Çalışmalarınızı nerede gerçekleştiriyorsunuz?

Açıkçası yer bulmakta biraz zorlanıyoruz. Boğaziçi Üniversitesi Müzik Kulübü çok destek oluyor. Okuldaki çalışmalarımız hala devam ettiği için bizimle çalışacak koro şefleri ve ben buradaki yeni gelen arkadaşlarımıza yönelik atölyeler yapıyoruz. Öyle olduğunda Boğaziçi’nde çalışıyoruz, benim evimde çalışıyoruz. Müzik öğretmenimin küçük müzik okulunda çalışıyoruz.
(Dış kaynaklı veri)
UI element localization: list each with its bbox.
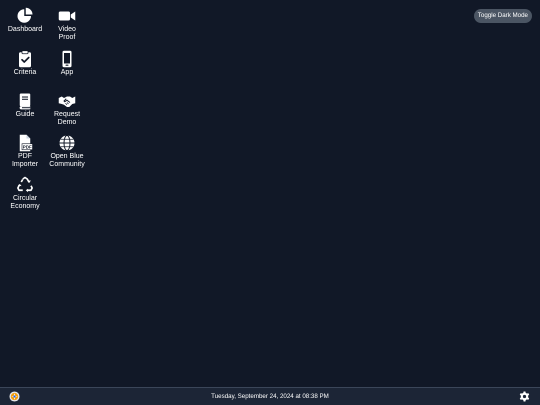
app-open-blue-community[interactable]: Open Blue Community bbox=[47, 134, 87, 169]
app-label: Open Blue Community bbox=[49, 153, 85, 168]
pie-chart-icon bbox=[16, 7, 34, 25]
globe-icon bbox=[58, 134, 76, 152]
app-dashboard[interactable]: Dashboard bbox=[5, 7, 45, 34]
app-video-proof[interactable]: Video Proof bbox=[47, 7, 87, 42]
book-icon bbox=[16, 92, 34, 110]
taskbar-datetime: Tuesday, September 24, 2024 at 08:38 PM bbox=[211, 393, 329, 400]
app-pdf-importer[interactable]: PDF PDF Importer bbox=[5, 134, 45, 169]
app-label: Request Demo bbox=[53, 111, 81, 126]
handshake-icon bbox=[58, 92, 76, 110]
app-label: App bbox=[60, 69, 74, 76]
mobile-phone-icon bbox=[58, 50, 76, 68]
video-camera-icon bbox=[58, 7, 76, 25]
toggle-dark-mode-button[interactable]: Toggle Dark Mode bbox=[473, 9, 532, 23]
gear-icon[interactable] bbox=[519, 391, 530, 402]
app-criteria[interactable]: Criteria bbox=[5, 50, 45, 77]
clipboard-check-icon bbox=[16, 50, 34, 68]
app-label: Circular Economy bbox=[10, 195, 40, 210]
app-app[interactable]: App bbox=[47, 50, 87, 77]
app-circular-economy[interactable]: Circular Economy bbox=[5, 176, 45, 211]
desktop: Toggle Dark Mode Dashboard Video Proof C… bbox=[0, 0, 540, 405]
app-label: Dashboard bbox=[7, 26, 43, 33]
svg-text:PDF: PDF bbox=[23, 145, 32, 150]
recycle-icon bbox=[16, 176, 34, 194]
app-label: Guide bbox=[15, 111, 35, 118]
app-request-demo[interactable]: Request Demo bbox=[47, 92, 87, 127]
app-label: PDF Importer bbox=[11, 153, 39, 168]
app-label: Video Proof bbox=[58, 26, 76, 41]
app-label: Criteria bbox=[13, 69, 37, 76]
taskbar: Tuesday, September 24, 2024 at 08:38 PM bbox=[0, 387, 540, 405]
pdf-file-icon: PDF bbox=[16, 134, 34, 152]
app-guide[interactable]: Guide bbox=[5, 92, 45, 119]
app-icon-grid: Dashboard Video Proof Criteria App Guide… bbox=[0, 0, 100, 230]
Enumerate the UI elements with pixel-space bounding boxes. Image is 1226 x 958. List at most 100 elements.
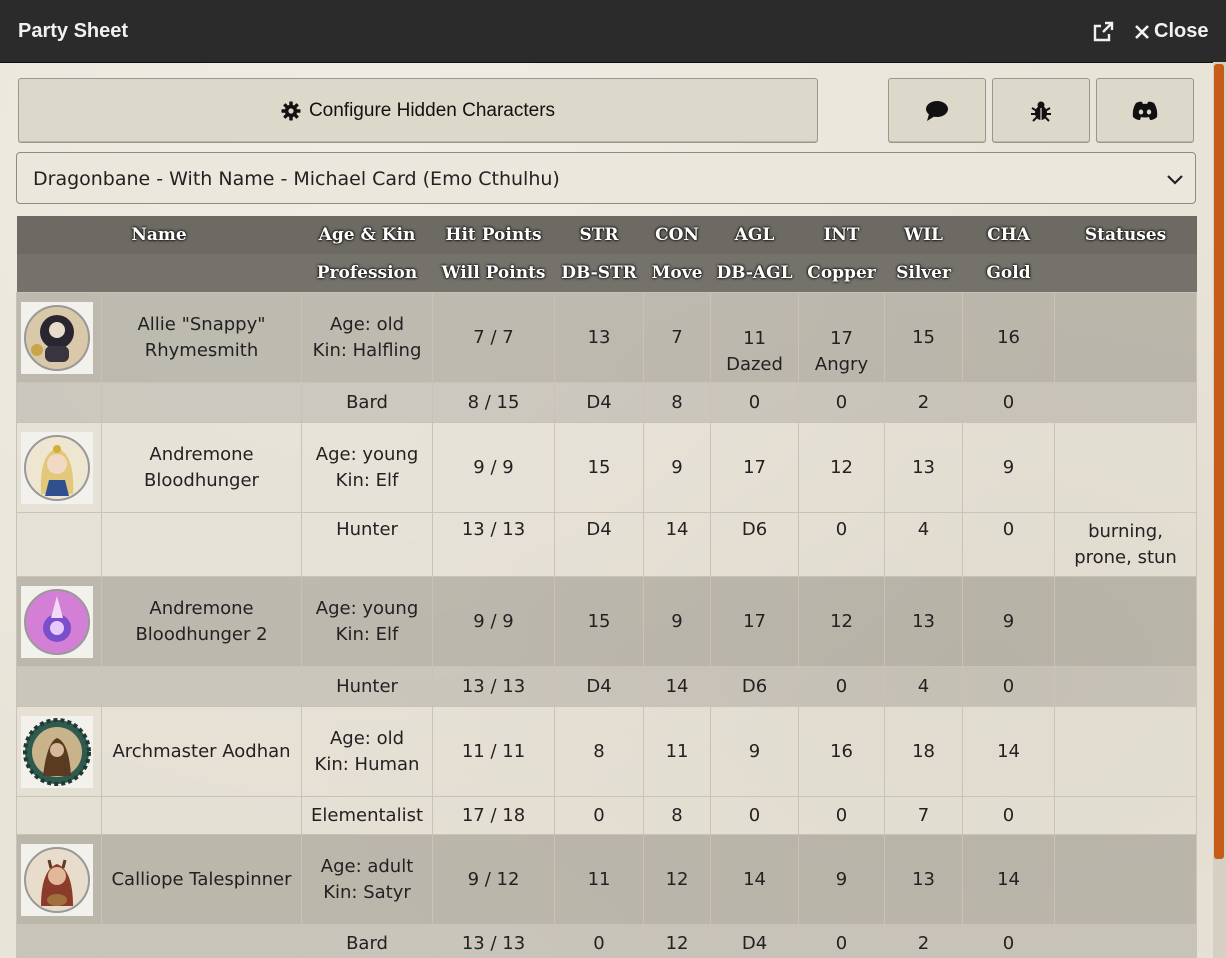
header-agl[interactable]: AGL — [710, 216, 799, 254]
stat-str: 15 — [554, 422, 645, 513]
move: 14 — [643, 512, 712, 577]
stat-agl-cell: 11 Dazed — [710, 292, 800, 383]
header-copper[interactable]: Copper — [798, 254, 885, 293]
age-kin-cell: Age: old Kin: Halfling — [301, 292, 434, 383]
stat-wil: 15 — [884, 292, 964, 383]
will-points: 13 / 13 — [432, 666, 556, 707]
header-row-2: Profession Will Points DB-STR Move DB-AG… — [16, 254, 1197, 293]
avatar[interactable] — [21, 843, 93, 916]
header-statuses[interactable]: Statuses — [1054, 216, 1197, 254]
will-points: 13 / 13 — [432, 512, 556, 577]
gold: 0 — [962, 666, 1056, 707]
character-name[interactable]: Calliope Talespinner — [100, 834, 303, 925]
character-row-secondary: Elementalist 17 / 18 0 8 0 0 7 0 — [16, 796, 1198, 835]
gold: 0 — [962, 512, 1056, 577]
stat-cha: 14 — [962, 706, 1056, 797]
header-silver[interactable]: Silver — [884, 254, 963, 293]
character-name[interactable]: Archmaster Aodhan — [100, 706, 303, 797]
header-row-1: Name Age & Kin Hit Points STR CON AGL IN… — [16, 216, 1197, 254]
stat-agl: 14 — [710, 834, 800, 925]
avatar[interactable] — [21, 301, 93, 374]
header-con[interactable]: CON — [643, 216, 711, 254]
stat-con: 9 — [643, 422, 712, 513]
character-name[interactable]: Andremone Bloodhunger 2 — [100, 576, 303, 667]
discord-button[interactable] — [1096, 78, 1194, 143]
avatar[interactable] — [21, 585, 93, 658]
character-row-main: Andremone Bloodhunger 2 Age: young Kin: E… — [16, 576, 1198, 667]
window-titlebar[interactable]: Party Sheet Close — [0, 0, 1226, 63]
stat-str: 13 — [554, 292, 645, 383]
avatar[interactable] — [21, 431, 93, 504]
configure-hidden-characters-button[interactable]: Configure Hidden Characters — [18, 78, 818, 143]
copper: 0 — [798, 382, 886, 423]
stat-cha: 9 — [962, 576, 1056, 667]
stat-int-cell: 17 Angry — [798, 292, 886, 383]
silver: 4 — [884, 666, 964, 707]
header-age-kin[interactable]: Age & Kin — [301, 216, 433, 254]
header-hit-points[interactable]: Hit Points — [432, 216, 555, 254]
portrait-cell — [16, 706, 102, 797]
header-cha[interactable]: CHA — [962, 216, 1055, 254]
move: 8 — [643, 382, 712, 423]
character-age: Age: old — [329, 313, 405, 335]
age-kin-cell: Age: young Kin: Elf — [301, 576, 434, 667]
statuses-cell — [1054, 292, 1198, 383]
character-kin: Kin: Elf — [335, 469, 399, 491]
stat-int: 16 — [798, 706, 886, 797]
empty-cell — [16, 924, 102, 958]
close-button[interactable]: Close — [1134, 20, 1208, 43]
chat-button[interactable] — [888, 78, 986, 143]
character-name[interactable]: Allie "Snappy" Rhymesmith — [100, 292, 303, 383]
move: 12 — [643, 924, 712, 958]
header-blank — [16, 254, 302, 293]
silver: 2 — [884, 382, 964, 423]
age-kin-cell: Age: young Kin: Elf — [301, 422, 434, 513]
external-link-icon[interactable] — [1091, 20, 1115, 44]
db-agl: 0 — [710, 796, 800, 835]
bug-icon — [1031, 101, 1051, 122]
empty-cell — [100, 666, 303, 707]
db-str: 0 — [554, 924, 645, 958]
stat-cha: 14 — [962, 834, 1056, 925]
window-title: Party Sheet — [18, 20, 129, 42]
header-will-points[interactable]: Will Points — [432, 254, 555, 293]
scrollbar[interactable] — [1213, 62, 1226, 958]
header-db-agl[interactable]: DB-AGL — [710, 254, 799, 293]
gear-icon — [281, 101, 301, 120]
character-name[interactable]: Andremone Bloodhunger — [100, 422, 303, 513]
stat-agl: 9 — [710, 706, 800, 797]
header-profession[interactable]: Profession — [301, 254, 433, 293]
hit-points: 7 / 7 — [432, 292, 556, 383]
stat-int: 12 — [798, 576, 886, 667]
header-move[interactable]: Move — [643, 254, 711, 293]
discord-icon — [1132, 101, 1158, 120]
character-kin: Kin: Human — [314, 753, 420, 775]
avatar[interactable] — [21, 715, 93, 788]
empty-cell — [100, 796, 303, 835]
empty-cell — [100, 382, 303, 423]
header-name[interactable]: Name — [16, 216, 302, 254]
hit-points: 9 / 9 — [432, 422, 556, 513]
db-agl: 0 — [710, 382, 800, 423]
header-int[interactable]: INT — [798, 216, 885, 254]
header-db-str[interactable]: DB-STR — [554, 254, 644, 293]
header-wil[interactable]: WIL — [884, 216, 963, 254]
db-str: D4 — [554, 512, 645, 577]
character-row-secondary: Bard 8 / 15 D4 8 0 0 2 0 — [16, 382, 1198, 423]
portrait-cell — [16, 422, 102, 513]
gold: 0 — [962, 924, 1056, 958]
profession: Bard — [301, 382, 434, 423]
header-str[interactable]: STR — [554, 216, 644, 254]
age-kin-cell: Age: adult Kin: Satyr — [301, 834, 434, 925]
scrollbar-thumb[interactable] — [1214, 64, 1224, 859]
header-gold[interactable]: Gold — [962, 254, 1055, 293]
db-agl: D6 — [710, 512, 800, 577]
party-selector-dropdown[interactable]: Dragonbane - With Name - Michael Card (E… — [16, 152, 1196, 204]
db-str: 0 — [554, 796, 645, 835]
stat-agl: 11 — [743, 328, 766, 349]
statuses-cell — [1054, 706, 1198, 797]
character-kin: Kin: Halfling — [312, 339, 422, 361]
character-age: Age: old — [329, 727, 405, 749]
character-row-main: Allie "Snappy" Rhymesmith Age: old Kin: H… — [16, 292, 1198, 383]
bug-report-button[interactable] — [992, 78, 1090, 143]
Ama belirli bir prova yerimiz maalesef yok.

En yakın konseriniz ne zaman olacak?

En yakın büyük konserimiz yeni yıl konseri olacak. Kışın kilisede konser vermeyi çok seviyoruz. Hem atmosfer hem de akustik olarak çok güzel oluyor. Çok sesli müziğin doğduğu yer orası. Oradaki akustikte bir ses çıkardığınızda ses sanki bir kişi daha sizinle söylüyormuş gibi ikinci bir sesle birlikte duyuluyor. Albert Long Hall’da da bu böyledir. Sesin en doğal halini daha güçlü duyabiliyorsunuz bu şartlarda.

Koroya katılımlar nasıl gerçekleşiyor?

Eylül boyunca seçmeler yapıyoruz. Katılımcının müzik okuması veya müzik bilmesi gerekmiyor. Sadece çok iyi bir müzik kulağının olması lazım. Çünkü enstrüman yok ve parçalarımız minimum beş ses oluyor, dokuza kadar çıkıyor. Bu da şu anlama geliyor; melodiniz var ama yanında kimse sizinle birlikte o melodiyi söylemiyor. Yanınızdakileri duyarak kendi melodinizi çok güzel söyleyebilmeniz gerekiyor. Onun haricinde de ekip olarak gelişmeye açık olmamız çok önemli. Yıllık planlar yapıyoruz. Mesela değişim programlarına gidenlerin geri geldiğinde bu işe devam etmesini istiyoruz.